In 2015, Joanna Spooner and her two children, then 11 and 9 months old, were on a QantasLink flight in Australia.

Upon boarding the plane, the pilot announced that there would be turbulence during the flight, reports.

And there was — passengers were instructed to remain in their seats for the duration of the flight. Spooner noted that the bumps on this particular flight were rougher than usual. She recalled:

“I remember a guy was sitting opposite us, a big, burly bloke from the mines, and he was cracking jokes saying ‘I’m going to be sick’. He couldn’t handle it.”

Even after landing, the mom of two reported that her “ears hurt and felt blocked.” When she got home, she still felt like she needed to pop her ears. Her children also suffered from the pain.

As the discomfort worsened over the next few months, she was eventually diagnosed with barotrauma and a perilymph fistula in her right ear. A perilymph fistula is a condition where the “inner ear fluid leaks into the middle ear, usually as a result of trauma.” She said it was difficult for them to diagnose it:

“They took me in for emergency surgery after months and months of suffering because no one, by looking in my ear, could see the injury. They finally took a CT scan and my GP said, ‘Get to hospital’ — she thought I had a tumour or something. And they booked me straight in for surgery.”

Spooner described the pain:

“I’ve got all the vertigo, the pain; it’s in my ear but behind my ear, in my face, down my jaw and down my neck. It builds up because the hole has closed up and it builds up in my face which feels like a million different things. It’s hell.”

The mom had three surgeries in her right ear, however, she has lost her hearing as a result of the trauma.

Her two children have also experienced barotrauma from the flight. While they have both since fully recovered, Spooner’s infant took a bit longer to heal.

Spooner explained that he was in and out of the hospital for 18 weeks.

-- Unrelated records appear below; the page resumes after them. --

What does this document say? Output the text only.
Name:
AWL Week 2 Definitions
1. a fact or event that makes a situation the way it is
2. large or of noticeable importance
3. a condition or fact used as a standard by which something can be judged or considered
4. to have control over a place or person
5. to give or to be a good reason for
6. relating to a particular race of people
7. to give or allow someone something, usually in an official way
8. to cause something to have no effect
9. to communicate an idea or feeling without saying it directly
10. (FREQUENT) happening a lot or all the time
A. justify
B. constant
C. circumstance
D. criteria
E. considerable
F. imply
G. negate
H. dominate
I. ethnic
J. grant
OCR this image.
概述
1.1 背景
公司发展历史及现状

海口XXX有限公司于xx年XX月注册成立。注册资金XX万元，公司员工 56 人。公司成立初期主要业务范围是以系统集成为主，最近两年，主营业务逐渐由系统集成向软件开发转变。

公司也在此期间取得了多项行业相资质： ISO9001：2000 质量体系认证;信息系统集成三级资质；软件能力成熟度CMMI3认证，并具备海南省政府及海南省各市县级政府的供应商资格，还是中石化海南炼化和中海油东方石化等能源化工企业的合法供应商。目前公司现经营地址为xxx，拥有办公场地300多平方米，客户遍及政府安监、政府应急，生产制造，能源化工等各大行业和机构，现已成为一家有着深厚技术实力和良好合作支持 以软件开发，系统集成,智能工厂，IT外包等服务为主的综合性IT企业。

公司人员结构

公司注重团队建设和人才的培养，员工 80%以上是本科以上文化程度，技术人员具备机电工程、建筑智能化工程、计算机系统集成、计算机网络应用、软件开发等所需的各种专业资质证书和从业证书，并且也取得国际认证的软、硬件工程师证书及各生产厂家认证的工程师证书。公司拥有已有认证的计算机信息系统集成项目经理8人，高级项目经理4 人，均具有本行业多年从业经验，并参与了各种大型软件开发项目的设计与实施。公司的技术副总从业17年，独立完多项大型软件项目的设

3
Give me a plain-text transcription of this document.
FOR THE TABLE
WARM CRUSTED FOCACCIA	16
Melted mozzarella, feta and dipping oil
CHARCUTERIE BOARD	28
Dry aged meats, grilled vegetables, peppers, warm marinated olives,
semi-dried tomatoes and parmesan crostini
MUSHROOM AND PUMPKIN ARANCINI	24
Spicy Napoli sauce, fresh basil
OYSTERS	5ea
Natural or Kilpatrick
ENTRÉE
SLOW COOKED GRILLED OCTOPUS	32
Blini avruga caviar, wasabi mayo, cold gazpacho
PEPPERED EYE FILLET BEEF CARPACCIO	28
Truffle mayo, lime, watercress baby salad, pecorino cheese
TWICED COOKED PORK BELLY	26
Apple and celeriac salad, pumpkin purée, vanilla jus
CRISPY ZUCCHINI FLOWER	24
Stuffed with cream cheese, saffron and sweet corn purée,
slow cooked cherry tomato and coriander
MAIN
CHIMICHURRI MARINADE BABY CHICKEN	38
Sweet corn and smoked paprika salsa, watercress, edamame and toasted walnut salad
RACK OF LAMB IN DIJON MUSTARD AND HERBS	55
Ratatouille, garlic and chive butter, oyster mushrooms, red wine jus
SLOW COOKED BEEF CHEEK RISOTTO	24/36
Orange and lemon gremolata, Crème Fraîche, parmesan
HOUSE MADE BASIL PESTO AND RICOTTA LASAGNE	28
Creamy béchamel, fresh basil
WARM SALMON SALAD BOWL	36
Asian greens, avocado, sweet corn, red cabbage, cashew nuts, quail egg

When she received her own diagnosis of perilymph fistula, she knew her son was suffering more than clogged eardrums. She soon learned that her infant had a ruptured ear drum. The resulting procedure was a difficult one. She said:

“I had to sit on him and pin him to the table because they couldn’t sedate him because of his age. They didn’t realise it was that bad. With his ruptured ear drum the fluid had leaked out but it stayed in his ear and it had set and got really hard, on his newly formed ear drum.”

The stay-at-home mom is now seeking compensation from the airline. Prior to losing her hearing, Spooner ran her own business from home but has since stopped because of her injury.

A spokesperson for Qantas said:

“We’re aware of the alleged incident but we are yet to be served with any proceedings so we’re not in a position to comment.”

David Adams, an aviation law solicitor from Shine Lawyers in Sydney, said that injuries from turbulence are “not uncommon,” but were typically related to “the neck and back.” He said:

“In relation to oratory injuries, the frequency is far less unusual. These injuries arise due to irregular changes in cabin pressure.”

He added that airline is “strictly liable” for any accident occurring on the plane, but that there are several criteria an “accident” must meet before being considered as such.